Few took notice when a 4.2-km subsea cable in the Arctic Ocean vanished without trace back in April 2021, but these days undersea infrastructure security has become a hot topic.

The cable had connected the Norwegian archipelago, Svalbard, to mainland Norway, where data was filtered by Norwegian environmental and defence authorities.

Packed with sensors, the fiberoptic lines measured environmental conditions and fish migration, recording images and sound, and sending all the information back to shore.

They could also be used as drifting hydrophones to listen for passing vessels for security purposes.

The data used to end up on monitors at the Norwegian Institute of Marine Research — but on 3 April 2021 the screens suddenly went blank.

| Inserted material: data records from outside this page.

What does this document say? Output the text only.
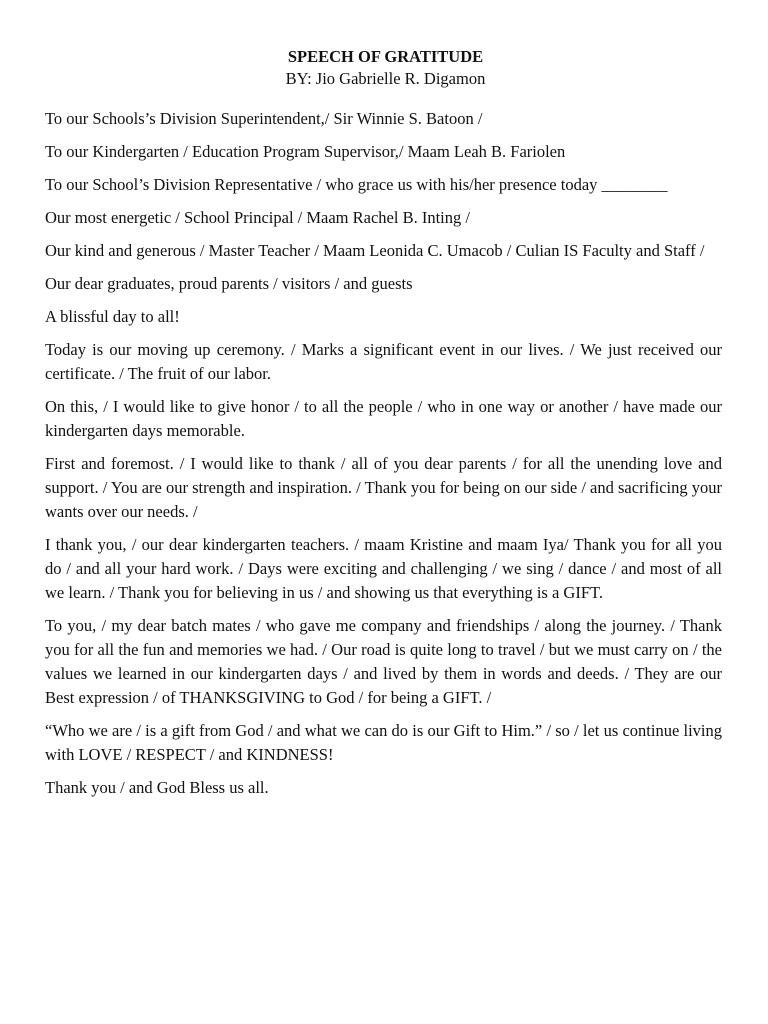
SPEECH OF GRATITUDE

BY: Jio Gabrielle R. Digamon

To our Schools’s Division Superintendent,/ Sir Winnie S. Batoon /

To our Kindergarten / Education Program Supervisor,/ Maam Leah B. Fariolen

To our School’s Division Representative / who grace us with his/her presence today ________

Our most energetic / School Principal / Maam Rachel B. Inting /

Our kind and generous / Master Teacher / Maam Leonida C. Umacob / Culian IS Faculty and Staff /

Our dear graduates, proud parents / visitors / and guests

A blissful day to all!

Today is our moving up ceremony. / Marks a significant event in our lives. / We just received our certificate. / The fruit of our labor.

On this, / I would like to give honor / to all the people / who in one way or another / have made our kindergarten days memorable.

First and foremost. / I would like to thank / all of you dear parents / for all the unending love and support. / You are our strength and inspiration. / Thank you for being on our side / and sacrificing your wants over our needs. /

I thank you, / our dear kindergarten teachers. / maam Kristine and maam Iya/ Thank you for all you do / and all your hard work. / Days were exciting and challenging / we sing / dance / and most of all we learn. / Thank you for believing in us / and showing us that everything is a GIFT.

To you, / my dear batch mates / who gave me company and friendships / along the journey. / Thank you for all the fun and memories we had. / Our road is quite long to travel / but we must carry on / the values we learned in our kindergarten days / and lived by them in words and deeds. / They are our Best expression / of THANKSGIVING to God / for being a GIFT. /

“Who we are / is a gift from God / and what we can do is our Gift to Him.” / so / let us continue living with LOVE / RESPECT / and KINDNESS!

Thank you / and God Bless us all.
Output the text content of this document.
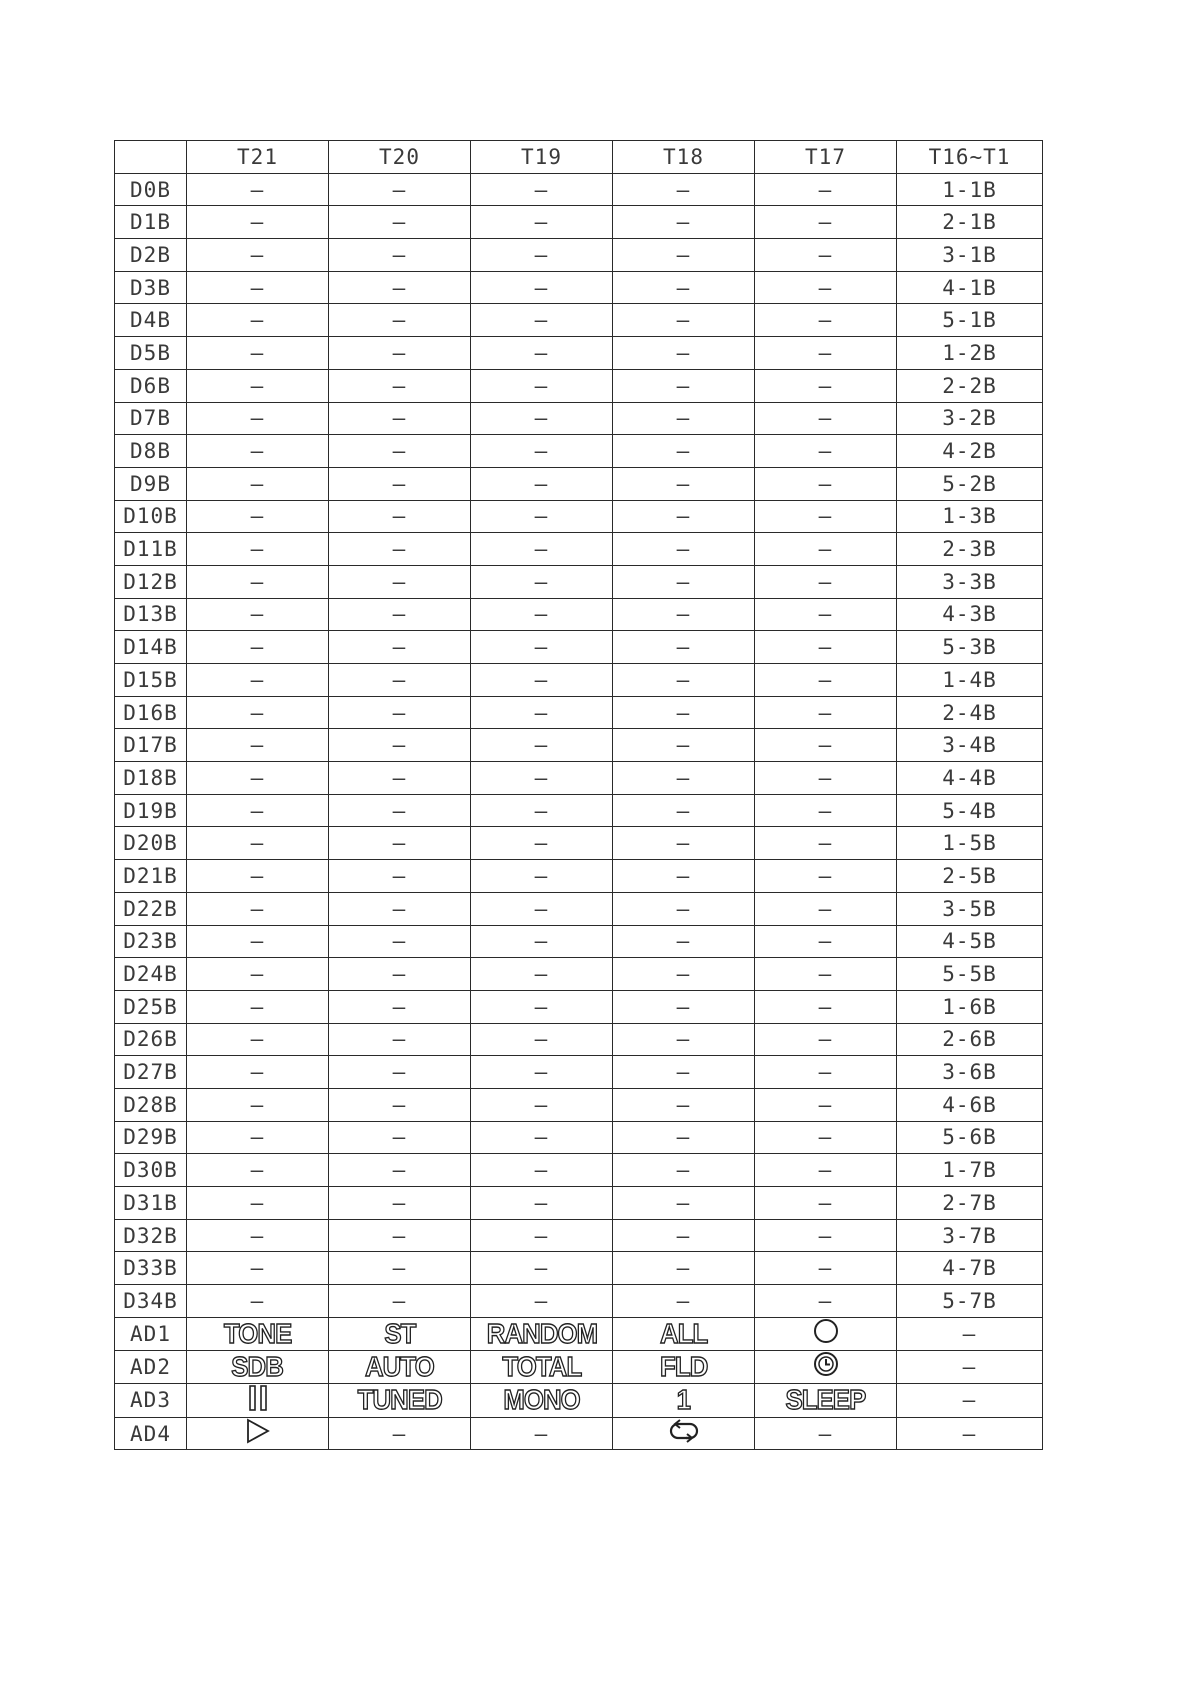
	T21	T20	T19	T18	T17	T16~T1
D0B	–	–	–	–	–	1-1B
D1B	–	–	–	–	–	2-1B
D2B	–	–	–	–	–	3-1B
D3B	–	–	–	–	–	4-1B
D4B	–	–	–	–	–	5-1B
D5B	–	–	–	–	–	1-2B
D6B	–	–	–	–	–	2-2B
D7B	–	–	–	–	–	3-2B
D8B	–	–	–	–	–	4-2B
D9B	–	–	–	–	–	5-2B
D10B	–	–	–	–	–	1-3B
D11B	–	–	–	–	–	2-3B
D12B	–	–	–	–	–	3-3B
D13B	–	–	–	–	–	4-3B
D14B	–	–	–	–	–	5-3B
D15B	–	–	–	–	–	1-4B
D16B	–	–	–	–	–	2-4B
D17B	–	–	–	–	–	3-4B
D18B	–	–	–	–	–	4-4B
D19B	–	–	–	–	–	5-4B
D20B	–	–	–	–	–	1-5B
D21B	–	–	–	–	–	2-5B
D22B	–	–	–	–	–	3-5B
D23B	–	–	–	–	–	4-5B
D24B	–	–	–	–	–	5-5B
D25B	–	–	–	–	–	1-6B
D26B	–	–	–	–	–	2-6B
D27B	–	–	–	–	–	3-6B
D28B	–	–	–	–	–	4-6B
D29B	–	–	–	–	–	5-6B
D30B	–	–	–	–	–	1-7B
D31B	–	–	–	–	–	2-7B
D32B	–	–	–	–	–	3-7B
D33B	–	–	–	–	–	4-7B
D34B	–	–	–	–	–	5-7B
AD1	TONE	ST	RANDOM	ALL		–
AD2	SDB	AUTO	TOTAL	FLD		–
AD3		TUNED	MONO	1	SLEEP	–
AD4		–	–		–	–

“We lost power and everything died”, recalled Geir Pedersen, the responsible scientist for the Norwegian LoVe project operating the cables.

Inspectors mounted an expensive operation to see what happened. It took them until November 2021 to find a 3-km chunk of severed cable out at sea, some 11km out of position.

“Either a trawl or an anchor grabbed the cable and dragged it. We’re pretty sure about that. When we inspected one of the ends of the cable it was clearly cut with a power tool which means it had been brought on to a vessel and manually cut”, Geir Pedersen told EUobserver.

“It could have been an accident or it could have been sabotage. We don’t know and I think we’ll never find out”, he said.

The severed Svalbard cable is to cost €5.6 million to repair and to be fully operational in 2024, amounting to years of lost scientific data.

Journalists at Norway’s public broadcaster, NRK, also looked into the incident by comparing ship positions using AIS vessel tracking data.

This showed a Russian trawler had crossed over the cable at the time when the ocean researchers received its last signal.

Another cable to Svalbard operated by Space Norway was also damaged on 7 January 2022.

And the NRK journalists again found that a Russian fishing trawler had passed over the cables 20 times in the days before and after the subsea line was damaged.

Crew on the Russian fishing vessel were questioned by local police at the time, but no charges were pressed.

There’s nothing unusual about Russian fishing boats sailing over the cables, which are openly marked on Norwegian sea maps, or calling at Norwegian ports.